L’évolution de notre Pays est arrivée au stade délicat et combien important, d’asseoir solidement toutes nos Institutions et d’affermir le principe de la séparation des pouvoirs auquel toute la population aspire.

Le Pouvoir judiciaire auquel vous avez l’honneur d’appartenir tient une place de choix en tant que pilier et fondement des rapports humains des citoyens et en tant que protecteur des droits de chacun.

A partir d’aujourd’hui le cadre judiciaire possède son indépendance vis-à-vis des pouvoirs Législatif et Exécutif sans cependant s’accroupir dans l’isolement, compte tenu du principe de la coopération qui doit animer toutes nos institutions.
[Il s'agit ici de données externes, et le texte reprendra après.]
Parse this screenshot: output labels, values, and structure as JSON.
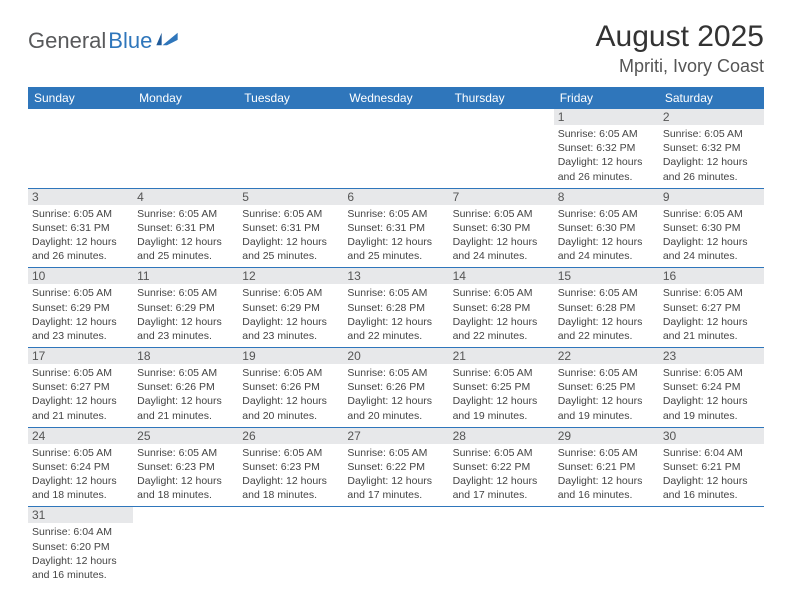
{
  "logo": {
    "part1": "General",
    "part2": "Blue"
  },
  "title": "August 2025",
  "location": "Mpriti, Ivory Coast",
  "colors": {
    "header_bg": "#2f76bb",
    "daynum_bg": "#e7e8ea"
  },
  "daysOfWeek": [
    "Sunday",
    "Monday",
    "Tuesday",
    "Wednesday",
    "Thursday",
    "Friday",
    "Saturday"
  ],
  "weeks": [
    [
      null,
      null,
      null,
      null,
      null,
      {
        "n": "1",
        "sr": "Sunrise: 6:05 AM",
        "ss": "Sunset: 6:32 PM",
        "d1": "Daylight: 12 hours",
        "d2": "and 26 minutes."
      },
      {
        "n": "2",
        "sr": "Sunrise: 6:05 AM",
        "ss": "Sunset: 6:32 PM",
        "d1": "Daylight: 12 hours",
        "d2": "and 26 minutes."
      }
    ],
    [
      {
        "n": "3",
        "sr": "Sunrise: 6:05 AM",
        "ss": "Sunset: 6:31 PM",
        "d1": "Daylight: 12 hours",
        "d2": "and 26 minutes."
      },
      {
        "n": "4",
        "sr": "Sunrise: 6:05 AM",
        "ss": "Sunset: 6:31 PM",
        "d1": "Daylight: 12 hours",
        "d2": "and 25 minutes."
      },
      {
        "n": "5",
        "sr": "Sunrise: 6:05 AM",
        "ss": "Sunset: 6:31 PM",
        "d1": "Daylight: 12 hours",
        "d2": "and 25 minutes."
      },
      {
        "n": "6",
        "sr": "Sunrise: 6:05 AM",
        "ss": "Sunset: 6:31 PM",
        "d1": "Daylight: 12 hours",
        "d2": "and 25 minutes."
      },
      {
        "n": "7",
        "sr": "Sunrise: 6:05 AM",
        "ss": "Sunset: 6:30 PM",
        "d1": "Daylight: 12 hours",
        "d2": "and 24 minutes."
      },
      {
        "n": "8",
        "sr": "Sunrise: 6:05 AM",
        "ss": "Sunset: 6:30 PM",
        "d1": "Daylight: 12 hours",
        "d2": "and 24 minutes."
      },
      {
        "n": "9",
        "sr": "Sunrise: 6:05 AM",
        "ss": "Sunset: 6:30 PM",
        "d1": "Daylight: 12 hours",
        "d2": "and 24 minutes."
      }
    ],
    [
      {
        "n": "10",
        "sr": "Sunrise: 6:05 AM",
        "ss": "Sunset: 6:29 PM",
        "d1": "Daylight: 12 hours",
        "d2": "and 23 minutes."
      },
      {
        "n": "11",
        "sr": "Sunrise: 6:05 AM",
        "ss": "Sunset: 6:29 PM",
        "d1": "Daylight: 12 hours",
        "d2": "and 23 minutes."
      },
      {
        "n": "12",
        "sr": "Sunrise: 6:05 AM",
        "ss": "Sunset: 6:29 PM",
        "d1": "Daylight: 12 hours",
        "d2": "and 23 minutes."
      },
      {
        "n": "13",
        "sr": "Sunrise: 6:05 AM",
        "ss": "Sunset: 6:28 PM",
        "d1": "Daylight: 12 hours",
        "d2": "and 22 minutes."
      },
      {
        "n": "14",
        "sr": "Sunrise: 6:05 AM",
        "ss": "Sunset: 6:28 PM",
        "d1": "Daylight: 12 hours",
        "d2": "and 22 minutes."
      },
      {
        "n": "15",
        "sr": "Sunrise: 6:05 AM",
        "ss": "Sunset: 6:28 PM",
        "d1": "Daylight: 12 hours",
        "d2": "and 22 minutes."
      },
      {
        "n": "16",
        "sr": "Sunrise: 6:05 AM",
        "ss": "Sunset: 6:27 PM",
        "d1": "Daylight: 12 hours",
        "d2": "and 21 minutes."
      }
    ],
    [
      {
        "n": "17",
        "sr": "Sunrise: 6:05 AM",
        "ss": "Sunset: 6:27 PM",
        "d1": "Daylight: 12 hours",
        "d2": "and 21 minutes."
      },
      {
        "n": "18",
        "sr": "Sunrise: 6:05 AM",
        "ss": "Sunset: 6:26 PM",
        "d1": "Daylight: 12 hours",
        "d2": "and 21 minutes."
      },
      {
        "n": "19",
        "sr": "Sunrise: 6:05 AM",
        "ss": "Sunset: 6:26 PM",
        "d1": "Daylight: 12 hours",
        "d2": "and 20 minutes."
      },
      {
        "n": "20",
        "sr": "Sunrise: 6:05 AM",
        "ss": "Sunset: 6:26 PM",
        "d1": "Daylight: 12 hours",
        "d2": "and 20 minutes."
      },
      {
        "n": "21",
        "sr": "Sunrise: 6:05 AM",
        "ss": "Sunset: 6:25 PM",
        "d1": "Daylight: 12 hours",
        "d2": "and 19 minutes."
      },
      {
        "n": "22",
        "sr": "Sunrise: 6:05 AM",
        "ss": "Sunset: 6:25 PM",
        "d1": "Daylight: 12 hours",
        "d2": "and 19 minutes."
      },
      {
        "n": "23",
        "sr": "Sunrise: 6:05 AM",
        "ss": "Sunset: 6:24 PM",
        "d1": "Daylight: 12 hours",
        "d2": "and 19 minutes."
      }
    ],
    [
      {
        "n": "24",
        "sr": "Sunrise: 6:05 AM",
        "ss": "Sunset: 6:24 PM",
        "d1": "Daylight: 12 hours",
        "d2": "and 18 minutes."
      },
      {
        "n": "25",
        "sr": "Sunrise: 6:05 AM",
        "ss": "Sunset: 6:23 PM",
        "d1": "Daylight: 12 hours",
        "d2": "and 18 minutes."
      },
      {
        "n": "26",
        "sr": "Sunrise: 6:05 AM",
        "ss": "Sunset: 6:23 PM",
        "d1": "Daylight: 12 hours",
        "d2": "and 18 minutes."
      },
      {
        "n": "27",
        "sr": "Sunrise: 6:05 AM",
        "ss": "Sunset: 6:22 PM",
        "d1": "Daylight: 12 hours",
        "d2": "and 17 minutes."
      },
      {
        "n": "28",
        "sr": "Sunrise: 6:05 AM",
        "ss": "Sunset: 6:22 PM",
        "d1": "Daylight: 12 hours",
        "d2": "and 17 minutes."
      },
      {
        "n": "29",
        "sr": "Sunrise: 6:05 AM",
        "ss": "Sunset: 6:21 PM",
        "d1": "Daylight: 12 hours",
        "d2": "and 16 minutes."
      },
      {
        "n": "30",
        "sr": "Sunrise: 6:04 AM",
        "ss": "Sunset: 6:21 PM",
        "d1": "Daylight: 12 hours",
        "d2": "and 16 minutes."
      }
    ],
    [
      {
        "n": "31",
        "sr": "Sunrise: 6:04 AM",
        "ss": "Sunset: 6:20 PM",
        "d1": "Daylight: 12 hours",
        "d2": "and 16 minutes."
      },
      null,
      null,
      null,
      null,
      null,
      null
    ]
  ]
}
Aussi faut-il que vous méritiez de cet honneur. Si tous les fonctionnaires doivent former une équipe d’élites, les magistrats eux doivent plus que n’importe qui réunir des qualités dont les principales sont les suivantes :

—une justice impartiale sans distinction ni de race, ni de rang social, ni de sexe, ni de religion, ni d’appartenance idéologique, ni de couleur et tout dans une équité irréprochable;

—une honnêteté à toute épreuve, honnêteté durant l’enquête, honnêteté à l’audience, honnêteté dans les jugements, honnêteté dans toute la vie tant privée que publique de chaque jour;

—un désintéressement et un dévouement sans équivoque, un magistrat doit être intègre pour servir impartialement et librement la cause de la justice;

-une formation sérieuse en matière de justice, qui s’acquiert par une étude personnelle et continue;

—enfin les magistrats doivent éviter tant dans leur vie publique que privée tout ce qui pourrait ébranler la confiance des justiciables, et ainsi porter atteinte à leur dignité;

—Si à côté d’autres vous réunissez ces qualités, vous vous acquitterez honorablement de la charge que la République vous confie.
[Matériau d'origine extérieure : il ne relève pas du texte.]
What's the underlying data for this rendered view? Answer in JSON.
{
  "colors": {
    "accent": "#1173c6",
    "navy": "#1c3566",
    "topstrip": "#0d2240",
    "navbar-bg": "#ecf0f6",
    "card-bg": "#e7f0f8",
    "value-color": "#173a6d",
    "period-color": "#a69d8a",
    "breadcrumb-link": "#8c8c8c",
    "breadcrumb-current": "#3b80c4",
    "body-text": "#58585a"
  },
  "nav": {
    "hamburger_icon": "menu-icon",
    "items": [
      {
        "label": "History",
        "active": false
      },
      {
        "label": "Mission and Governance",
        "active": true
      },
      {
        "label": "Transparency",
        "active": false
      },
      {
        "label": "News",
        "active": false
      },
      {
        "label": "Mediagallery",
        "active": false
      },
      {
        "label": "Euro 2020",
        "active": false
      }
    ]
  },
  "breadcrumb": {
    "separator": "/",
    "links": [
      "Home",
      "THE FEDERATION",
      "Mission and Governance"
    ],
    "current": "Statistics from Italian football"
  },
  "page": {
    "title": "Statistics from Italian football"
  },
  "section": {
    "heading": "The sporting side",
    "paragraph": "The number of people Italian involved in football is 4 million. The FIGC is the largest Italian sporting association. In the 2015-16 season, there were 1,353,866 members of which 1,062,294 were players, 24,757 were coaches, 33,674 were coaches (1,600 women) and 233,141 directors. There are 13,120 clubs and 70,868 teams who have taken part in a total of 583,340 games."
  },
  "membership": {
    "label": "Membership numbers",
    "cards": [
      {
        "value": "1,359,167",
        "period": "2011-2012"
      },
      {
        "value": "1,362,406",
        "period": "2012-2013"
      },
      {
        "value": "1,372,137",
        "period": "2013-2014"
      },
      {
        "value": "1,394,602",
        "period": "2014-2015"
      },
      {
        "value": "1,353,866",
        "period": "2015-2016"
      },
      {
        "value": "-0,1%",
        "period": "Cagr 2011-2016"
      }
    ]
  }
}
Dès votre nomination vous commencez votre stage dont la durée sera déterminée par un texte légal. Vous serez nommés à titre définitif dès que la Conseil Supérieur de la Magistrature en aura apprécié le mérite et proposé cette nomination. Les nominations et l’avancement dans les différents grades, qu’un statut va bientôt déterminer, dépendront de votre conscience professionnelle, de votre dignité dans l’accomplissement de vos diverses tâches.
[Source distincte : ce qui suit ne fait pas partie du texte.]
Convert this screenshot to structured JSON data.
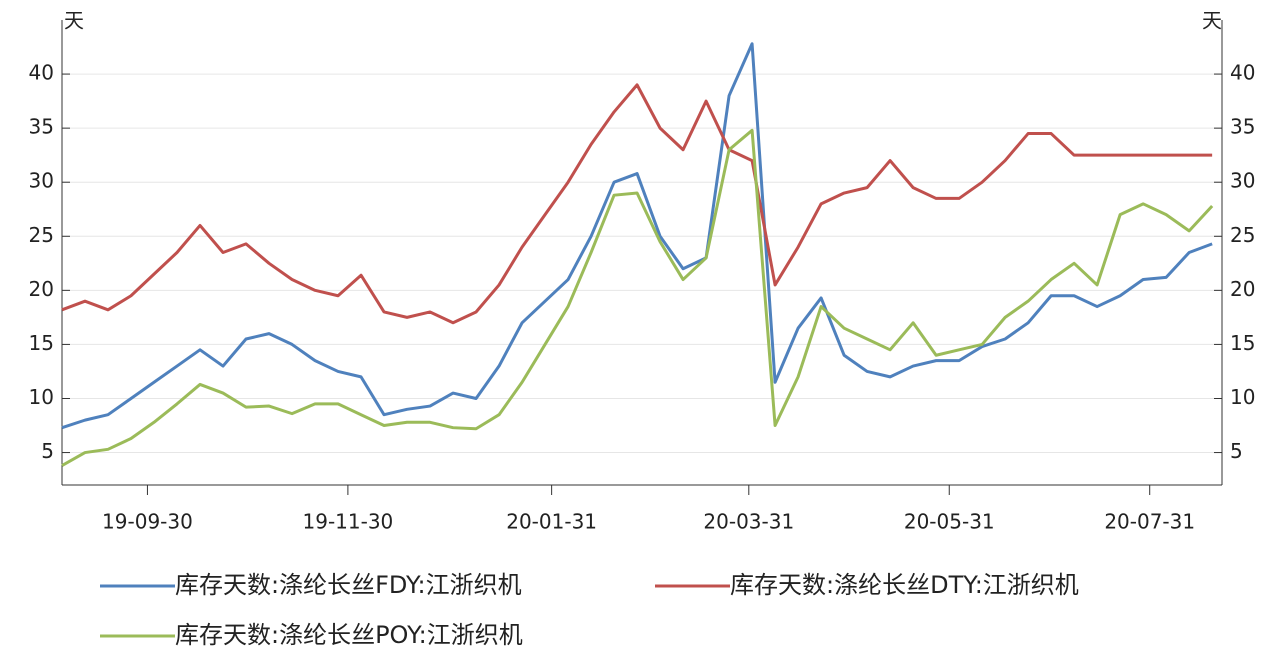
{
  "chart_data": {
    "type": "line",
    "y_unit": "天",
    "y2_unit": "天",
    "x": [
      "19-09-04",
      "19-09-11",
      "19-09-18",
      "19-09-25",
      "19-10-02",
      "19-10-09",
      "19-10-16",
      "19-10-23",
      "19-10-30",
      "19-11-06",
      "19-11-13",
      "19-11-20",
      "19-11-27",
      "19-12-04",
      "19-12-11",
      "19-12-18",
      "19-12-25",
      "20-01-01",
      "20-01-08",
      "20-01-15",
      "20-01-22",
      "20-01-29",
      "20-02-05",
      "20-02-12",
      "20-02-19",
      "20-02-26",
      "20-03-04",
      "20-03-11",
      "20-03-18",
      "20-03-25",
      "20-04-01",
      "20-04-08",
      "20-04-15",
      "20-04-22",
      "20-04-29",
      "20-05-06",
      "20-05-13",
      "20-05-20",
      "20-05-27",
      "20-06-03",
      "20-06-10",
      "20-06-17",
      "20-06-24",
      "20-07-01",
      "20-07-08",
      "20-07-15",
      "20-07-22",
      "20-07-29",
      "20-08-05",
      "20-08-12",
      "20-08-19"
    ],
    "series": [
      {
        "name": "库存天数:涤纶长丝FDY:江浙织机",
        "color": "#4f81bd",
        "values": [
          7.3,
          8,
          8.5,
          10,
          11.5,
          13,
          14.5,
          13,
          15.5,
          16,
          15,
          13.5,
          12.5,
          12,
          8.5,
          9,
          9.3,
          10.5,
          10,
          13,
          17,
          19,
          21,
          25,
          30,
          30.8,
          25,
          22,
          23,
          38,
          42.8,
          11.5,
          16.5,
          19.3,
          14,
          12.5,
          12,
          13,
          13.5,
          13.5,
          14.8,
          15.5,
          17,
          19.5,
          19.5,
          18.5,
          19.5,
          21,
          21.2,
          23.5,
          24.3
        ]
      },
      {
        "name": "库存天数:涤纶长丝DTY:江浙织机",
        "color": "#c0504d",
        "values": [
          18.2,
          19,
          18.2,
          19.5,
          21.5,
          23.5,
          26,
          23.5,
          24.3,
          22.5,
          21,
          20,
          19.5,
          21.4,
          18,
          17.5,
          18,
          17,
          18,
          20.5,
          24,
          27,
          30,
          33.5,
          36.5,
          39,
          35,
          33,
          37.5,
          33,
          32,
          20.5,
          24,
          28,
          29,
          29.5,
          32,
          29.5,
          28.5,
          28.5,
          30,
          32,
          34.5,
          34.5,
          32.5,
          32.5,
          32.5,
          32.5,
          32.5,
          32.5,
          32.5
        ]
      },
      {
        "name": "库存天数:涤纶长丝POY:江浙织机",
        "color": "#9bbb59",
        "values": [
          3.8,
          5,
          5.3,
          6.3,
          7.8,
          9.5,
          11.3,
          10.5,
          9.2,
          9.3,
          8.6,
          9.5,
          9.5,
          8.5,
          7.5,
          7.8,
          7.8,
          7.3,
          7.2,
          8.5,
          11.5,
          15,
          18.5,
          23.5,
          28.8,
          29,
          24.5,
          21,
          23,
          33,
          34.8,
          7.5,
          12,
          18.5,
          16.5,
          15.5,
          14.5,
          17,
          14,
          14.5,
          15,
          17.5,
          19,
          21,
          22.5,
          20.5,
          27,
          28,
          27,
          25.5,
          27.8
        ]
      }
    ],
    "xlim": [
      "19-09-04",
      "20-08-22"
    ],
    "xticks": [
      "19-09-30",
      "19-11-30",
      "20-01-31",
      "20-03-31",
      "20-05-31",
      "20-07-31"
    ],
    "ylim": [
      2,
      45
    ],
    "yticks": [
      5,
      10,
      15,
      20,
      25,
      30,
      35,
      40
    ],
    "y2lim": [
      2,
      45
    ],
    "y2ticks": [
      5,
      10,
      15,
      20,
      25,
      30,
      35,
      40
    ],
    "grid": true,
    "legend": "bottom"
  }
}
Je saisis cette occasion pour vous exposer brièvement la nouvelle structure des juridictions de la République. Comme tous les autres pouvoirs, le Pouvoir judiciaire a subi sa révolution et a été démocratisé. C’est pour cela que les juridictions à caractère discriminatoire ont été supprimées, chaque justiciable, blanc ou noir, fonctionnaire ou non, comparaîtra devant n’importe quelle juridiction selon la compétence matérielle, territoriale ou personnelle de celle-ci.

Les juridictions s’échelonnent comme suit :

1° au premier échelon existe un tribunal cantonal qui fonctionne depuis plus d’un an et dont le ressort comprend une ou plusieurs communes;

2° au deuxième échelon un tribunal de première instance par Préfecture comprenant une ou deux chambres suivant le nombre plus ou moins considérable des justiciables. Ici comme au tribunal précédent la séparation est nette entre les deux pouvoirs. En effet dans son domaine le Juge Président n’a aucun compte à rendre au Préfet et inversement, le Préfet représente le pouvoir exécutif dans la préfecture, néanmoins il doit agir en coopération avec le pouvoir judiciaire.

D’autre part, il est établi auprès de chaque tribunal de 1ère instance un bureau de doléances dont le greffier receveur des requêtes est responsable. Son rôle est d’orienter les justiciables, il reprend pratiquement toutes les requêtes judiciaires qui naguère, affluaient vers le Préfet au point de vue de l’orientation des justiciables vers les différentes juridictions.

Il est le bras droit du Juge Président dans la bonne marche du tribunal. Il doit être intègre, consciencieux, et compétent;

3° au troisième échelon existe une Cour d’Appel à deux chambres, dont le ressort comprend tout le territoire national.

La compétence matérielle et personnelle de toutes ces juridictions sera déterminée incessamment par un texte légal.

4° Enfin la Cour Suprême.

Pour que la Magistrature jouisse d’une indépendance réelle, dégagée de toute pression de l’Exécutif et assure réellement le respect des personnes et des biens ainsi que la liberté des individus et des collectivités, il a paru nécessaire de créer cette nouvelle institution supérieure au même titre que le Gouvernement et l’Assemblée Législative, c’est le sommet de la branche judiciaire du pouvoir.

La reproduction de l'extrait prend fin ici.